I have long appreciated some of the writings and teachings of Ram Dass. I first discovered his writing while reading a cookbook of all things. He had a quote that reminded me that it is through cooking, serving, and feeding that I am able to not only be of service to the Ultimate Consciousness, but also to have that which I yearn for, a deeper relationship with the Divine.
Recently, I had the chance to read some of his writings and thoughts regarding desire. What I appreciated about his writing is how he helped me to understand that what we yearn for is an emotional system. Many of the things we yearn for in life is associated with some emotional or mental desire. They are not things we yearn for spiritually, but things which do not contribute to our overall well-being. So he guides us through a series of exercises to help us detach ourselves from those things we desire and wish we did not. This week, I thought I would share a few excerpts from his book, Paths to God: Living the Bhagavad Gita.

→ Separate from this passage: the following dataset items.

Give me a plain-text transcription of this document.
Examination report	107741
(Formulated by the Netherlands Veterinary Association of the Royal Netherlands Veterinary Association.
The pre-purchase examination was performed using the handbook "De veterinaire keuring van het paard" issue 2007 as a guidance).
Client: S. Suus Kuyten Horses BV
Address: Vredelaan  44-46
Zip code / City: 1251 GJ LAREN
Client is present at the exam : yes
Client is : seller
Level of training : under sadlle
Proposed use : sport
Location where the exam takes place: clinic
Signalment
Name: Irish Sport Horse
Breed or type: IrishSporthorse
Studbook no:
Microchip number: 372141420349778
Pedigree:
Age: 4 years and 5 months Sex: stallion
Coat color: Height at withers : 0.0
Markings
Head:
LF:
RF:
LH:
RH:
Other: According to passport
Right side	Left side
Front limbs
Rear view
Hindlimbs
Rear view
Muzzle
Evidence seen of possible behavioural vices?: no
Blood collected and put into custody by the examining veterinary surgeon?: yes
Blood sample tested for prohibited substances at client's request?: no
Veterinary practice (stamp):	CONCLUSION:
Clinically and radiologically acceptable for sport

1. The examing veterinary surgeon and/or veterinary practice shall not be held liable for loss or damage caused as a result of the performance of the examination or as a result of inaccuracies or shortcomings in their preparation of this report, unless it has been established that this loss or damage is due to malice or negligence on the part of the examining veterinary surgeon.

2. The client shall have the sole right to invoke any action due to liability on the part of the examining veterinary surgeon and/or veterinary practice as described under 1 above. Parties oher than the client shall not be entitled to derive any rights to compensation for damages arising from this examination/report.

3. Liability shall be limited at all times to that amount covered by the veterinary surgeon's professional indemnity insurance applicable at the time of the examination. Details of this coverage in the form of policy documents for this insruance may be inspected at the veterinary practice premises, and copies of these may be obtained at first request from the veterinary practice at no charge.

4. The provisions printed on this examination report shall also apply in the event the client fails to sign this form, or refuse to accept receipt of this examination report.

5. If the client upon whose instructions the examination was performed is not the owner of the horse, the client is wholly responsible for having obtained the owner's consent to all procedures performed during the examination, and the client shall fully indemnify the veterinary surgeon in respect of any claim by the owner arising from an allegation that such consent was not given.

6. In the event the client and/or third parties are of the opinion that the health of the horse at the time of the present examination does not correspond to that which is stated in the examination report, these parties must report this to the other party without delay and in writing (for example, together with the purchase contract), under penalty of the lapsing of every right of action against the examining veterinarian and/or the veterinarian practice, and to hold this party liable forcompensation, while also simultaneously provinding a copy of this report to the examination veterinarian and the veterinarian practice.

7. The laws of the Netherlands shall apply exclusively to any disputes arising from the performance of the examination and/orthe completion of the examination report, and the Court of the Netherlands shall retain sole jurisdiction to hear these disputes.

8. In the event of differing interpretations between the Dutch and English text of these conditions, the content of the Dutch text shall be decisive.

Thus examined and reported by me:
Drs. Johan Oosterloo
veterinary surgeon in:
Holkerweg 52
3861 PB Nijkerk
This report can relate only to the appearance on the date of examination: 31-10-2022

"If you want to play a little bit with a renunciation practice, pick some desire that you encounter every day. You decide which one: the desire to eat something or other, the desire for a cigarette, whatever it is you want to play with. Pick something that you usually give in to every day — like, let's say, a cup of coffee in the morning — and for one day, don't do it. Then the next day, do it much more than you usually would — have two cups of coffee. Start to study your reactions. Notice the difference in your feelings toward the desire on the first day and on the second day.
"Maybe another time you'll want to take two desires to work with: one day don't satisfy one and doubly satisfy the other, and then flip them around. Try to be very attentive to what's going through your mind about it. If you're keeping a journal, write about it in your journal. Start to relate to your desires as something you can scrutinize rather than as things that totally suck you in all the time, things that consume you. Get into a friendly relationship with your desires. Play with them, instead of being driven by them all the time. Desires get to be fun, really, once we're observing them instead of mechanically reacting to them.
"The whole game of renunciation and purification is an experiment — an experiment in how quickly we can extricate ourselves from being attached to our desire systems. Notice that it isn't a question of getting rid of desires — that's a misunderstanding. Trust me, the desires will stay around! We're just loosening their hold on us, getting clear enough of them so we can see them in some sort of context.”